Pra levar esperança e trazer o perdão. Pra saudar Vossas Senhorias e os parentes, de perto ou de lonjuras. Pra avisar que Mariquinha ficou noiva e que o casamento é em abril; que Raimundo sumiu, fugiu pelo mundo e deixou Maria do Rosário com quatro bocas pra alimentar.
Pra falar que Totonho operou, mas passa bem. Pra saber que a praga do banco está cobrando o financiamento da roça. Pra dar a notícia do falecimento do Quinzinho. Pra pedir pro Luiz trazer o remédio pro amarelão dos meninos. Pra pór lembranças em letra escrita.
Pra pedir pro Deputado que ajeite aquele emprego pro João. Pra cobrar do Pedrinho a gravidez da Jerusa. Pra prometer o céu e a terra pra Santo António arrumar marido antes do fim do ano. Pra mandar carinhos pros afilhados e saudades pros compadres.
Pra levar socorro e consolação. Pra escrever "Correio Elegante" na quermesse da igreja. Pra estar lá e aqui; presente, mesmo ausente. Pra chorar a dor da saudade, dizer das aflições e pedir ajuda. Pra explicar o caminho e sustentar a fé. Pra lembrar ao Luiz de trazer um rolo de fumo goiano do empório do Abadala, um jogo de cordas de aço pra viola e aqueles anzóis grandes pra peixe brigador.

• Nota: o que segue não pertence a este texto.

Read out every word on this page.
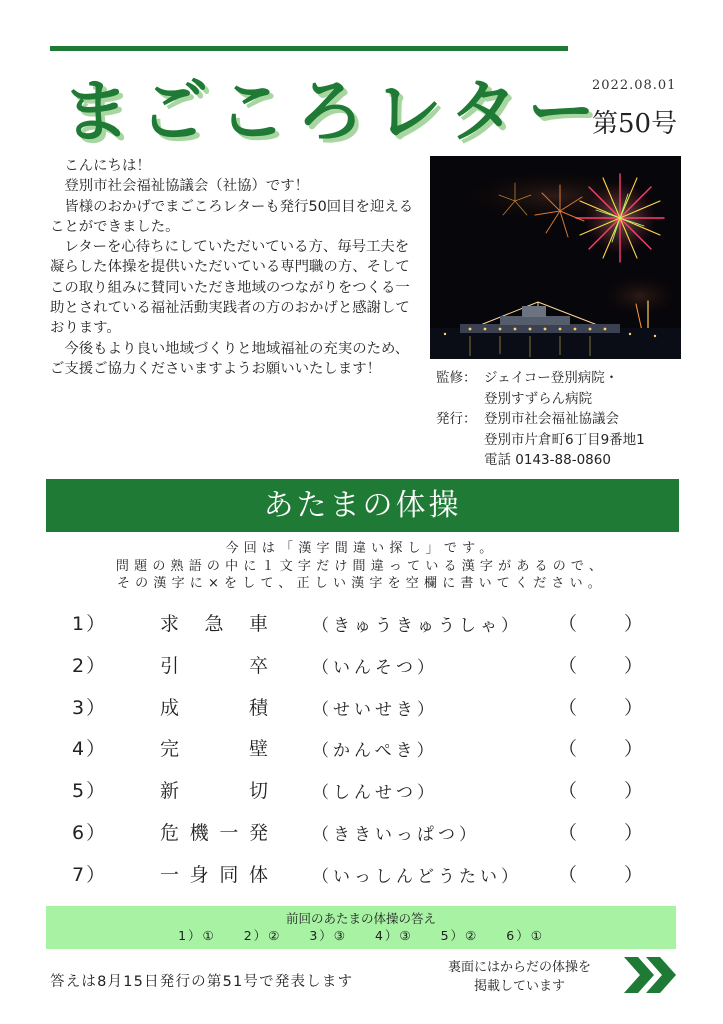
まごころレター
2022.08.01
第50号

こんにちは！

登別市社会福祉協議会（社協）です！

皆様のおかげでまごころレターも発行50回目を迎えることができました。

レターを心待ちにしていただいている方、毎号工夫を凝らした体操を提供いただいている専門職の方、そしてこの取り組みに賛同いただき地域のつながりをつくる一助とされている福祉活動実践者の方のおかげと感謝しております。

今後もより良い地域づくりと地域福祉の充実のため、ご支援ご協力くださいますようお願いいたします！

監修： ジェイコー登別病院・
登別すずらん病院
発行： 登別市社会福祉協議会
登別市片倉町6丁目9番地1
電話 0143-88-0860
あたまの体操
今回は「漢字間違い探し」です。
問題の熟語の中に１文字だけ間違っている漢字があるので、
その漢字に×をして、正しい漢字を空欄に書いてください。
1）	求 急 車	（きゅうきゅうしゃ） （ ）
2）	引	卒	（いんそつ）	（ ）
3）	成	積	（せいせき）	（ ）
4）	完	壁	（かんぺき）	（ ）
5）	新	切	（しんせつ）	（ ）
6）	危 機 一 発	（ききいっぱつ）	（ ）
7）	一 身 同 体	（いっしんどうたい） （ ）
前回のあたまの体操の答え
1）① 2）② 3）③ 4）③ 5）② 6）①
答えは8月15日発行の第51号で発表します
裏面にはからだの体操を
掲載しています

Pra Joaquim ver na farmácia se chegou o remédio pra febre amarela e pras feridas do gado; cuidar dos foguetes da Festa do Divino e ver quando é que a Marinha vai mandar o médico e o dentista. Pra pedir notícias do marido, que está no acampamento 8, lote 3 do seringal do dr. Manoel, e comunicar que nasceu o filho de Maria e ele agora é avó.
Pra informar ao seu Francisco que precisa reformar as canoas antes do tempo das chuvas e pra ele trazer as redes de malha média que prometeu, porque os peixes estão rareando e está difícil viver da pesca.
Pra dizer coisas bobas de amor!
Era assim, no campo e na cidade, a doce simplicidade que o tempo levou. E ainda é na brutal imensidão amazónica, onde a carta segue de mão em mão, na canoa, no lombo de burro ou pela mágica do rádio-amador.